As discussed, choice of subject will tie your books together, but it’s also a great strategy to set them apart. It could be as simple as having the same model in different positions like the Clockwork Chimera series or an entirely different scene for each cover, but the editing and fonts are all the same like the Faderville novels.
Your covers could have the same background tone and even similar subjects but having a different title colour for each will keep them distinct. For example in the Isabel Fielding Series, the backgrounds are almost identical and very neutral in colour, as are the flying magpies, but these design decisions serve to make the colourful titles pop even more.
If you prefer to mix it up even further, you can shift the positions of the text elements from cover to cover. You may want to think ahead and alternate top and bottom (e.g. cover 1 in the series has the title at the top, cover 2 at the bottom, cover 3 at the top) or make them completely random. Examples: Dreamshifters series, Playing at Love series.
Book Cover Design Case Study: Helen Baggott
Author member Helen Baggott tells us about her experience of finding the right designer for her cover. www.helenbaggot.co.uk
Although I know the work of several designers, I chose ALLi partner member Jessica Bell Design. A cover designer can only work from the information provided by a client. I completed a questionnaire and included examples of covers I liked and disliked, and explained why. I supplied Jessica with several postcards to choose from for the cover. My only stipulation was that any images used were my own.

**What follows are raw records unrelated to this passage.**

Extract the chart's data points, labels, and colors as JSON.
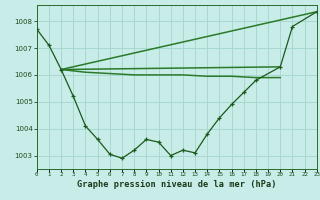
{
  "bg_color": "#c8ece8",
  "grid_color": "#a8d8d0",
  "line_color": "#1a5a1a",
  "line_color2": "#2a7a2a",
  "title": "Graphe pression niveau de la mer (hPa)",
  "xlim": [
    0,
    23
  ],
  "ylim": [
    1002.5,
    1008.6
  ],
  "yticks": [
    1003,
    1004,
    1005,
    1006,
    1007,
    1008
  ],
  "xticks": [
    0,
    1,
    2,
    3,
    4,
    5,
    6,
    7,
    8,
    9,
    10,
    11,
    12,
    13,
    14,
    15,
    16,
    17,
    18,
    19,
    20,
    21,
    22,
    23
  ],
  "series1_x": [
    0,
    1,
    2,
    3,
    4,
    5,
    6,
    7,
    8,
    9,
    10,
    11,
    12,
    13,
    14,
    15,
    16,
    17,
    18,
    20,
    21,
    23
  ],
  "series1_y": [
    1007.7,
    1007.1,
    1006.2,
    1005.2,
    1004.1,
    1003.6,
    1003.05,
    1002.9,
    1003.2,
    1003.6,
    1003.5,
    1003.0,
    1003.2,
    1003.1,
    1003.8,
    1004.4,
    1004.9,
    1005.35,
    1005.8,
    1006.3,
    1007.8,
    1008.35
  ],
  "series2_x": [
    2,
    4,
    6,
    8,
    10,
    12,
    14,
    16,
    18,
    20
  ],
  "series2_y": [
    1006.2,
    1006.1,
    1006.05,
    1006.0,
    1006.0,
    1006.0,
    1005.95,
    1005.95,
    1005.9,
    1005.9
  ],
  "series3_x": [
    2,
    20
  ],
  "series3_y": [
    1006.2,
    1006.3
  ],
  "series4_x": [
    2,
    23
  ],
  "series4_y": [
    1006.2,
    1008.35
  ]
}
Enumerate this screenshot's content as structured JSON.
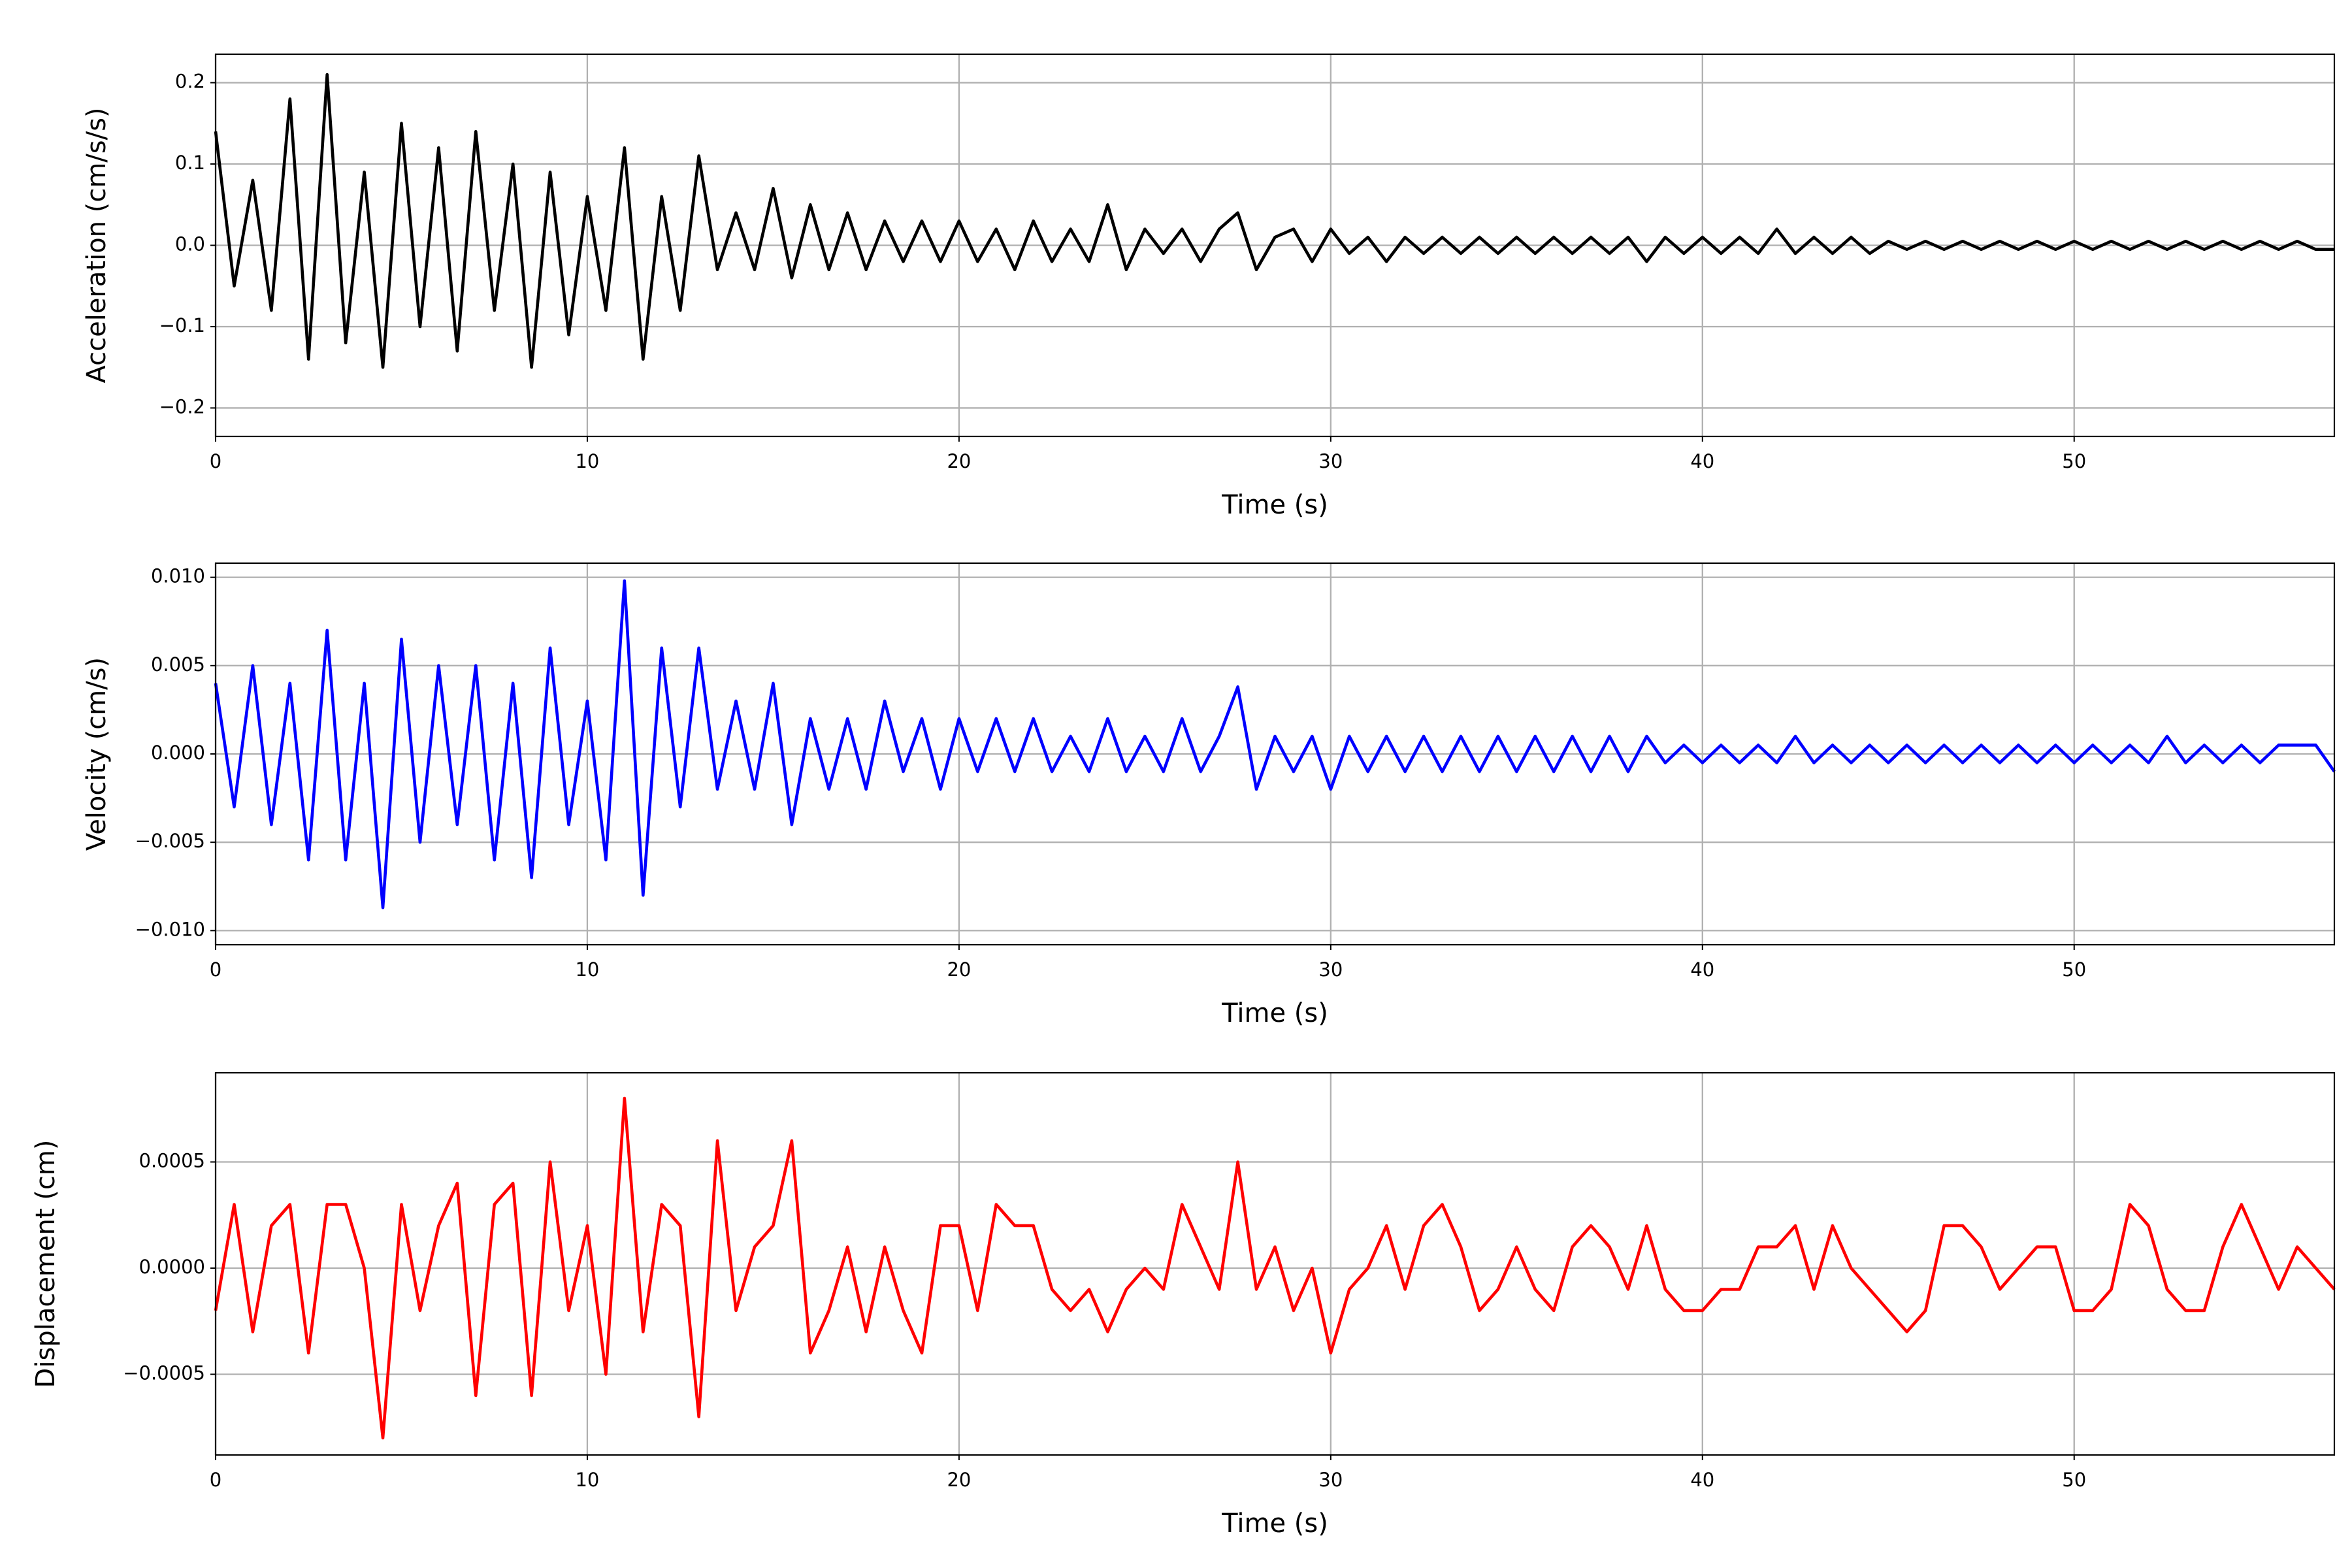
{
  "chart_data": [
    {
      "type": "line",
      "xlabel": "Time (s)",
      "ylabel": "Acceleration (cm/s/s)",
      "color": "#000000",
      "grid": true,
      "xlim": [
        0,
        57
      ],
      "xticks": [
        0,
        10,
        20,
        30,
        40,
        50
      ],
      "ylim": [
        -0.235,
        0.235
      ],
      "yticks": [
        {
          "value": -0.2,
          "label": "−0.2"
        },
        {
          "value": -0.1,
          "label": "−0.1"
        },
        {
          "value": 0,
          "label": "0.0"
        },
        0.1,
        0.2
      ],
      "x": [
        0,
        0.5,
        1,
        1.5,
        2,
        2.5,
        3,
        3.5,
        4,
        4.5,
        5,
        5.5,
        6,
        6.5,
        7,
        7.5,
        8,
        8.5,
        9,
        9.5,
        10,
        10.5,
        11,
        11.5,
        12,
        12.5,
        13,
        13.5,
        14,
        14.5,
        15,
        15.5,
        16,
        16.5,
        17,
        17.5,
        18,
        18.5,
        19,
        19.5,
        20,
        20.5,
        21,
        21.5,
        22,
        22.5,
        23,
        23.5,
        24,
        24.5,
        25,
        25.5,
        26,
        26.5,
        27,
        27.5,
        28,
        28.5,
        29,
        29.5,
        30,
        30.5,
        31,
        31.5,
        32,
        32.5,
        33,
        33.5,
        34,
        34.5,
        35,
        35.5,
        36,
        36.5,
        37,
        37.5,
        38,
        38.5,
        39,
        39.5,
        40,
        40.5,
        41,
        41.5,
        42,
        42.5,
        43,
        43.5,
        44,
        44.5,
        45,
        45.5,
        46,
        46.5,
        47,
        47.5,
        48,
        48.5,
        49,
        49.5,
        50,
        50.5,
        51,
        51.5,
        52,
        52.5,
        53,
        53.5,
        54,
        54.5,
        55,
        55.5,
        56,
        56.5,
        57
      ],
      "values": [
        0.14,
        -0.05,
        0.08,
        -0.08,
        0.18,
        -0.14,
        0.21,
        -0.12,
        0.09,
        -0.15,
        0.15,
        -0.1,
        0.12,
        -0.13,
        0.14,
        -0.08,
        0.1,
        -0.15,
        0.09,
        -0.11,
        0.06,
        -0.08,
        0.12,
        -0.14,
        0.06,
        -0.08,
        0.11,
        -0.03,
        0.04,
        -0.03,
        0.07,
        -0.04,
        0.05,
        -0.03,
        0.04,
        -0.03,
        0.03,
        -0.02,
        0.03,
        -0.02,
        0.03,
        -0.02,
        0.02,
        -0.03,
        0.03,
        -0.02,
        0.02,
        -0.02,
        0.05,
        -0.03,
        0.02,
        -0.01,
        0.02,
        -0.02,
        0.02,
        0.04,
        -0.03,
        0.01,
        0.02,
        -0.02,
        0.02,
        -0.01,
        0.01,
        -0.02,
        0.01,
        -0.01,
        0.01,
        -0.01,
        0.01,
        -0.01,
        0.01,
        -0.01,
        0.01,
        -0.01,
        0.01,
        -0.01,
        0.01,
        -0.02,
        0.01,
        -0.01,
        0.01,
        -0.01,
        0.01,
        -0.01,
        0.02,
        -0.01,
        0.01,
        -0.01,
        0.01,
        -0.01,
        0.005,
        -0.005,
        0.005,
        -0.005,
        0.005,
        -0.005,
        0.005,
        -0.005,
        0.005,
        -0.005,
        0.005,
        -0.005,
        0.005,
        -0.005,
        0.005,
        -0.005,
        0.005,
        -0.005,
        0.005,
        -0.005,
        0.005,
        -0.005,
        0.005,
        -0.005,
        -0.005
      ]
    },
    {
      "type": "line",
      "xlabel": "Time (s)",
      "ylabel": "Velocity (cm/s)",
      "color": "#0000ff",
      "grid": true,
      "xlim": [
        0,
        57
      ],
      "xticks": [
        0,
        10,
        20,
        30,
        40,
        50
      ],
      "ylim": [
        -0.0108,
        0.0108
      ],
      "yticks": [
        {
          "value": -0.01,
          "label": "−0.010"
        },
        {
          "value": -0.005,
          "label": "−0.005"
        },
        {
          "value": 0,
          "label": "0.000"
        },
        0.005,
        {
          "value": 0.01,
          "label": "0.010"
        }
      ],
      "x": [
        0,
        0.5,
        1,
        1.5,
        2,
        2.5,
        3,
        3.5,
        4,
        4.5,
        5,
        5.5,
        6,
        6.5,
        7,
        7.5,
        8,
        8.5,
        9,
        9.5,
        10,
        10.5,
        11,
        11.5,
        12,
        12.5,
        13,
        13.5,
        14,
        14.5,
        15,
        15.5,
        16,
        16.5,
        17,
        17.5,
        18,
        18.5,
        19,
        19.5,
        20,
        20.5,
        21,
        21.5,
        22,
        22.5,
        23,
        23.5,
        24,
        24.5,
        25,
        25.5,
        26,
        26.5,
        27,
        27.5,
        28,
        28.5,
        29,
        29.5,
        30,
        30.5,
        31,
        31.5,
        32,
        32.5,
        33,
        33.5,
        34,
        34.5,
        35,
        35.5,
        36,
        36.5,
        37,
        37.5,
        38,
        38.5,
        39,
        39.5,
        40,
        40.5,
        41,
        41.5,
        42,
        42.5,
        43,
        43.5,
        44,
        44.5,
        45,
        45.5,
        46,
        46.5,
        47,
        47.5,
        48,
        48.5,
        49,
        49.5,
        50,
        50.5,
        51,
        51.5,
        52,
        52.5,
        53,
        53.5,
        54,
        54.5,
        55,
        55.5,
        56,
        56.5,
        57
      ],
      "values": [
        0.004,
        -0.003,
        0.005,
        -0.004,
        0.004,
        -0.006,
        0.007,
        -0.006,
        0.004,
        -0.0087,
        0.0065,
        -0.005,
        0.005,
        -0.004,
        0.005,
        -0.006,
        0.004,
        -0.007,
        0.006,
        -0.004,
        0.003,
        -0.006,
        0.0098,
        -0.008,
        0.006,
        -0.003,
        0.006,
        -0.002,
        0.003,
        -0.002,
        0.004,
        -0.004,
        0.002,
        -0.002,
        0.002,
        -0.002,
        0.003,
        -0.001,
        0.002,
        -0.002,
        0.002,
        -0.001,
        0.002,
        -0.001,
        0.002,
        -0.001,
        0.001,
        -0.001,
        0.002,
        -0.001,
        0.001,
        -0.001,
        0.002,
        -0.001,
        0.001,
        0.0038,
        -0.002,
        0.001,
        -0.001,
        0.001,
        -0.002,
        0.001,
        -0.001,
        0.001,
        -0.001,
        0.001,
        -0.001,
        0.001,
        -0.001,
        0.001,
        -0.001,
        0.001,
        -0.001,
        0.001,
        -0.001,
        0.001,
        -0.001,
        0.001,
        -0.0005,
        0.0005,
        -0.0005,
        0.0005,
        -0.0005,
        0.0005,
        -0.0005,
        0.001,
        -0.0005,
        0.0005,
        -0.0005,
        0.0005,
        -0.0005,
        0.0005,
        -0.0005,
        0.0005,
        -0.0005,
        0.0005,
        -0.0005,
        0.0005,
        -0.0005,
        0.0005,
        -0.0005,
        0.0005,
        -0.0005,
        0.0005,
        -0.0005,
        0.001,
        -0.0005,
        0.0005,
        -0.0005,
        0.0005,
        -0.0005,
        0.0005,
        0.0005,
        0.0005,
        -0.001
      ]
    },
    {
      "type": "line",
      "xlabel": "Time (s)",
      "ylabel": "Displacement (cm)",
      "color": "#ff0000",
      "grid": true,
      "xlim": [
        0,
        57
      ],
      "xticks": [
        0,
        10,
        20,
        30,
        40,
        50
      ],
      "ylim": [
        -0.00088,
        0.00092
      ],
      "yticks": [
        {
          "value": -0.0005,
          "label": "−0.0005"
        },
        {
          "value": 0,
          "label": "0.0000"
        },
        0.0005
      ],
      "x": [
        0,
        0.5,
        1,
        1.5,
        2,
        2.5,
        3,
        3.5,
        4,
        4.5,
        5,
        5.5,
        6,
        6.5,
        7,
        7.5,
        8,
        8.5,
        9,
        9.5,
        10,
        10.5,
        11,
        11.5,
        12,
        12.5,
        13,
        13.5,
        14,
        14.5,
        15,
        15.5,
        16,
        16.5,
        17,
        17.5,
        18,
        18.5,
        19,
        19.5,
        20,
        20.5,
        21,
        21.5,
        22,
        22.5,
        23,
        23.5,
        24,
        24.5,
        25,
        25.5,
        26,
        26.5,
        27,
        27.5,
        28,
        28.5,
        29,
        29.5,
        30,
        30.5,
        31,
        31.5,
        32,
        32.5,
        33,
        33.5,
        34,
        34.5,
        35,
        35.5,
        36,
        36.5,
        37,
        37.5,
        38,
        38.5,
        39,
        39.5,
        40,
        40.5,
        41,
        41.5,
        42,
        42.5,
        43,
        43.5,
        44,
        44.5,
        45,
        45.5,
        46,
        46.5,
        47,
        47.5,
        48,
        48.5,
        49,
        49.5,
        50,
        50.5,
        51,
        51.5,
        52,
        52.5,
        53,
        53.5,
        54,
        54.5,
        55,
        55.5,
        56,
        56.5,
        57
      ],
      "values": [
        -0.0002,
        0.0003,
        -0.0003,
        0.0002,
        0.0003,
        -0.0004,
        0.0003,
        0.0003,
        0,
        -0.0008,
        0.0003,
        -0.0002,
        0.0002,
        0.0004,
        -0.0006,
        0.0003,
        0.0004,
        -0.0006,
        0.0005,
        -0.0002,
        0.0002,
        -0.0005,
        0.0008,
        -0.0003,
        0.0003,
        0.0002,
        -0.0007,
        0.0006,
        -0.0002,
        0.0001,
        0.0002,
        0.0006,
        -0.0004,
        -0.0002,
        0.0001,
        -0.0003,
        0.0001,
        -0.0002,
        -0.0004,
        0.0002,
        0.0002,
        -0.0002,
        0.0003,
        0.0002,
        0.0002,
        -0.0001,
        -0.0002,
        -0.0001,
        -0.0003,
        -0.0001,
        0,
        -0.0001,
        0.0003,
        0.0001,
        -0.0001,
        0.0005,
        -0.0001,
        0.0001,
        -0.0002,
        0,
        -0.0004,
        -0.0001,
        0,
        0.0002,
        -0.0001,
        0.0002,
        0.0003,
        0.0001,
        -0.0002,
        -0.0001,
        0.0001,
        -0.0001,
        -0.0002,
        0.0001,
        0.0002,
        0.0001,
        -0.0001,
        0.0002,
        -0.0001,
        -0.0002,
        -0.0002,
        -0.0001,
        -0.0001,
        0.0001,
        0.0001,
        0.0002,
        -0.0001,
        0.0002,
        0,
        -0.0001,
        -0.0002,
        -0.0003,
        -0.0002,
        0.0002,
        0.0002,
        0.0001,
        -0.0001,
        0,
        0.0001,
        0.0001,
        -0.0002,
        -0.0002,
        -0.0001,
        0.0003,
        0.0002,
        -0.0001,
        -0.0002,
        -0.0002,
        0.0001,
        0.0003,
        0.0001,
        -0.0001,
        0.0001,
        0,
        -0.0001
      ]
    }
  ]
}
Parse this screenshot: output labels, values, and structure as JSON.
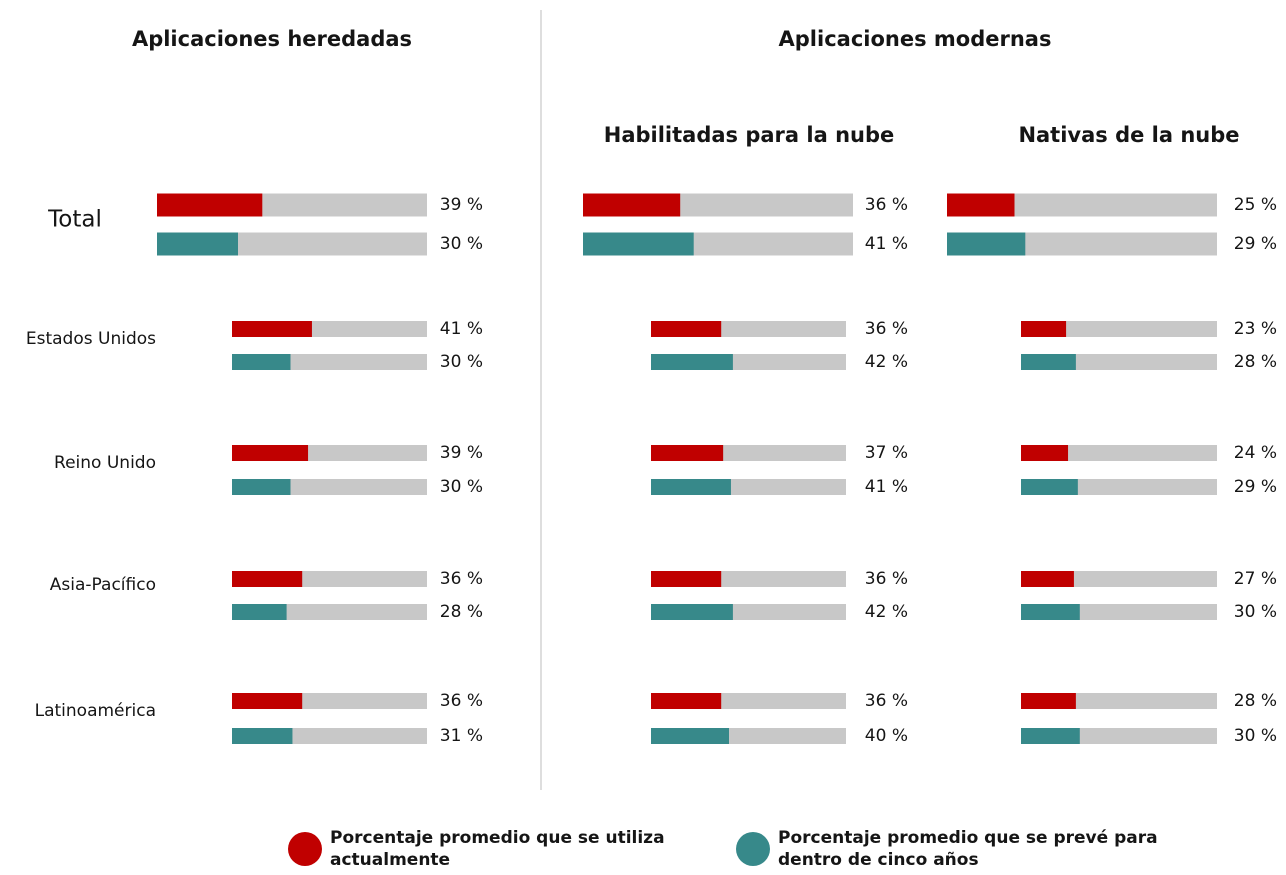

The central image of a pier draws the eye into the scene and suggests a Victorian/Edwardian theme. The cards chosen for their handwriting all tell different stories – romance, travel, tragedy, and childhood games. That isn’t apparent from the cover, but is revealed inside – and is a great talking point that takes a conversation beyond ‘I’ve written a book’.
Although Jessica had other images to choose from, that particular pier is in my home county and has helped with local publicity. That was a lucky coincidence and something I will be bearing in mind for the next in the series.
The back of the cover is of equal importance and as much as people tell me they love the cover, my blurb seals the deal. The barcode area with my image and contact details is the final professional touch. I have witnessed cover envy when other authors have handled the book and seen that small but essential section so expertly and professionally produced.
The colour palette was Jessica’s idea. I would never have suggested it. Yet again, it’s another piece of careful design. I write in a very conversational style, but it would be easy to consider that a book about social history – that’s really what it is – could be dry and, dare I suggest, even boring. Jessica’s style complements my own and, I believe, has produced the perfect cover for my book. When I show it to potential stockists, they all comment on the style and images. Then I reveal the stories behind each element on the cover and they’re sold. Literally.
Finding a professional to work with isn’t always easy. However, it was important that I worked with someone I knew wouldn’t hesitate to bring my focus back to a professional level. I needed them to take control of this stage – and then allow me to bask in the glory of their creativity. The cover has been the most expensive element in the production of my book – but what a good investment.